Volgens gemeenten en onderwijsinstellingen is het al sinds 2019 een probleem: de staat van de schoolgebouwen. Maar het is niet sexy en ondanks diverse pogingen blijft het bij een enkel zinnetje in een enkel verkiezingsprogramma: onderwijshuisvesting moet beter.

Jaren geleden, ruim voor 2019, deed ik onderzoek naar onderwijshuisvesting voor een magazine van een overheidsorganisatie,. Na kritische vragen aan een ministerie is het artikel geschrapt. Voor mijn uitgebreide onderzoek kreeg ik nog een financiële vergoeding en verder was het einde samenwerking. Het bewijst maar hoe politiek gevoelig deze zaak ligt.

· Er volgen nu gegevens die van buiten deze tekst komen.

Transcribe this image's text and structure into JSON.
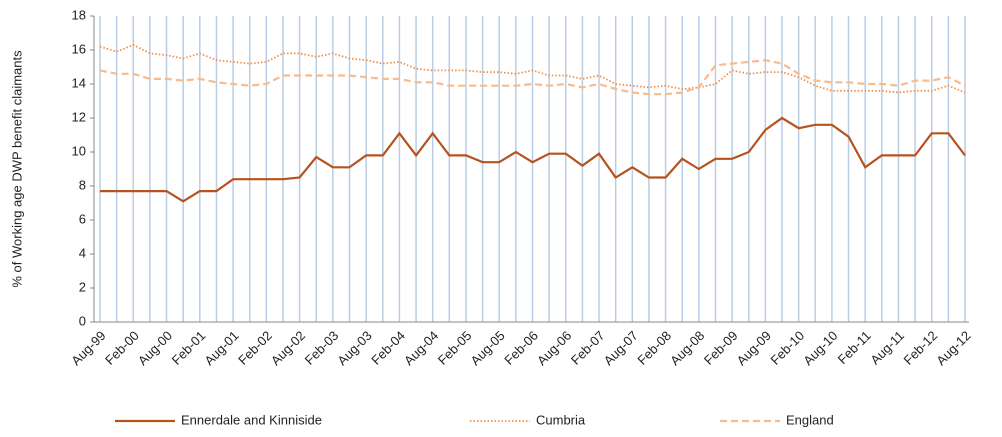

Later kreeg ik bij de Vereniging voor Nederlandse Gemeenten (VNG) weer met het onderwerp te maken en ook daar bleek dat er amper door de materie heen te komen valt. Onderwijsinstellingen wijzen naar gemeenten die wijzen naar de Rijksoverheid die wijzen naar onderwijsinstellingen voor het onderhoud aan panden. Het geld is er niet, of heeft de instelling er niet voor over, want er moeten ook leraren, lesmaterialen en speelmogelijkheden komen en daar gaat veel van het beschikbare budget aan op.

Gemeenten zijn verantwoordelijk voor bekostiging van (vervangende) nieuwbouw en uitbreiding van scholen. Zij vragen het Rijk al jaren om meer middelen om de achterstanden weg te werken, maar ze krijgen het niet. In november vorig jaar schreef de verantwoordelijk minister nog dat dat niet ging gebeuren. De VNG, en onderwijsvertegenwoordigers van de PO-raad en VO-raad schreven in reactie: “Gemeenten en schoolbesturen doen wat nu in hun macht ligt. Ze kunnen met de huidige bekostiging maar een te beperkt aantal schoolgebouwen vernieuwen en verbeteren.”

Toenmalig minister Dennis WIersma vond dat er iets moest gebeuren aan de schoolgebouwen: “In mijn visie heeft het schoolgebouw van de toekomst een prettig binnenklimaat en is het geschikt voor modern en inclusief onderwijs, circulair gebouwd, modulair, adap tief en energieneutraal. Dit verdienen de 2,5 miljoen leerlingen die elke dag les krijgen in de ruim 9000 schoolgebouwen die Nederland rijk is. Dit verdienen ook de 285.000 leraren, conciërges, onderwijsassistenten, schoolleiders en alle andere medewerkers die zich elke dag inzetten voor het beste onderwijs in deze gebouwen.”

Wiersma kwam met een politieke oplossing, in goed Nederlands een Taskforce, die met een rapport kwam, waar de minister dit najaar op zou reageren. Nu is er weer de oproep om er iets aan te doen, net nadat de verkiezingsprogramma’s geschreven zijn. Of de reactie komt? Dat is afwachten, Wiersma is al lang vertrokken wegens een te kort lontje. Of het een rol speelt in de campagne? Nee. Hooguit in een enkel onderwijsdebat of in een bijzin van een groter debat. Net als bij talrijke vorige verkiezingen blijft het een onderwerp in de marge, terwijl de schoolgebouwen verder in verval raken.